Friday, March 13, 2009
Some days make it easier to get bogged down in the slough of despond....kind of like today. It is cloudy, rainy and chilly. We are missing someone we love, not feeling so well. But the hand of Providence gives us hope. In the tiniest of buds and a hint of color, we have the promise of Spring. "Nevertheless He did not leave Himself without witness, in that He did good, gave us rain from heaven and fruitful seasons, filling our hearts with food and gladness." Acts 14:17 At Providence Farm today, we see the blossoms of cherries, pears, plums, and dwarf peaches and think of pies with buttery, flaky crusts. There are buds on the blackberries, promising jam and cobbler with homemade ice cream from fresh milk. Spears of green peek out across the yard and along the fences...bulbs preparing to burst forth in color for little hands to pick for the dinner table. The garden seeds are sprouting from tiny specks, reaching for sunshine and good, clean dirt. So, in the midst of the mist, we have hope. We look forward to a beautiful Spring and a bountiful harvest....Providentially.
Friday, March 6, 2009
There are many things one can do to manipulate food.
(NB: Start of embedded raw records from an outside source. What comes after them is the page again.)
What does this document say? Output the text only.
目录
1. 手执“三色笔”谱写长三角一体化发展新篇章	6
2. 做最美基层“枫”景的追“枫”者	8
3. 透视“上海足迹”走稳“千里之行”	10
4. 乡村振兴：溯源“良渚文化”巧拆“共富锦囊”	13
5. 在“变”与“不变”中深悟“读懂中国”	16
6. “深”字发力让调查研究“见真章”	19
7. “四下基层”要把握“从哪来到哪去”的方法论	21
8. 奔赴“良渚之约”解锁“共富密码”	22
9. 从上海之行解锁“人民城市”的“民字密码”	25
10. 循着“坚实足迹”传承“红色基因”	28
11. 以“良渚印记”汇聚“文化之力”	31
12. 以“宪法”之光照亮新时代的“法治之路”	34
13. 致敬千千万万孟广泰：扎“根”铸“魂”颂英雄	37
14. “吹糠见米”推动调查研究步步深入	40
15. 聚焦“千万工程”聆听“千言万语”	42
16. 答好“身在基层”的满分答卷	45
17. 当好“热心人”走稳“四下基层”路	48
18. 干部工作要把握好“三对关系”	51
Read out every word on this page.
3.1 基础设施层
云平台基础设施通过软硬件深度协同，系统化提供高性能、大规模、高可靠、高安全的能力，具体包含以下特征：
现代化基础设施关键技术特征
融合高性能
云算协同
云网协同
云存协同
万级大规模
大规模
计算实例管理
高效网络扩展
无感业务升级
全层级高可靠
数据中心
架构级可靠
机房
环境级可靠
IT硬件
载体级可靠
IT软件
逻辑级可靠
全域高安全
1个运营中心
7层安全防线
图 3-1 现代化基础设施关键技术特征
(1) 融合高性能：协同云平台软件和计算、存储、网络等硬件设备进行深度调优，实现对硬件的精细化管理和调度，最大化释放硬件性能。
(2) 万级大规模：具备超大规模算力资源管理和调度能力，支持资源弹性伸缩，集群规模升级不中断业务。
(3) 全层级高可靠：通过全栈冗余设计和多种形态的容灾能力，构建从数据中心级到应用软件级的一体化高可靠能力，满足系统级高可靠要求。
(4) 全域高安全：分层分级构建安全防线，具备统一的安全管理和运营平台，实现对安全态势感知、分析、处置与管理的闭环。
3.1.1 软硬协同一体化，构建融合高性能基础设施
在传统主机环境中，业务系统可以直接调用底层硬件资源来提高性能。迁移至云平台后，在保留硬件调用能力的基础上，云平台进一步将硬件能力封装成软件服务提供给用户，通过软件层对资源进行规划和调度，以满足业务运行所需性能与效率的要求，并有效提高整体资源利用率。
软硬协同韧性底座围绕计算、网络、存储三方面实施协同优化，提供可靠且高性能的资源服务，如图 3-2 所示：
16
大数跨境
At Providence Farm, we do not like manipulation. All that we do cannot make our food good. Only God can make it good, Providentially! We prefer to do what comes naturally and trust God fully. Our animals enjoy sunshine (as the Lord allows), fresh air and clean water. They eat grass and bugs if they want 'em. Our chickens also get the finest, certified-organic, soy-free feeds we can find. We use no unnatural means to keep our pastures, flocks and herds healthy. All our animals are lovingly cared for by our family. The roosters crow at dawn and the hens lay beautiful, delicious, healthy eggs. Our laying hens are Cuckoo Marans, Buff Orpingtons and Blue Orpingtons. We purchase our chicks from another family-run farm dedicated to the preservation of pure breeds, not genetically modified or manipulated in any way. Our eggs are gathered, cleaned and packaged with the gentlest little hands. (Ok, so we are partial to those little hands...we love them! ) We use our own cartons of recycled materials. Our customers are our friends. They enjoy having their farm-fresh eggs delivered to their homes or other convenient meeting place. Providence Farm Egg Subscriptions are currently available. Sound inviting? Drop us a line and we would be glad to tell you how it works. We'd be delighted to meet you, Providentially!
Sunday, March 1, 2009
...to keep it holy. Sunday is a sweet day for our family. At Providence Farm, we work hard and play hard all week, Monday through Saturday. We do our best to be good stewards of all God has Providentially given us...our home, animals, land, children, time, talents and resources. We do it all for the glory of God, not just for the next generation, but to a thousand generations! Our Sunday is reserved for worship, fellowship and rest. It is a day in which we delight...for His delight.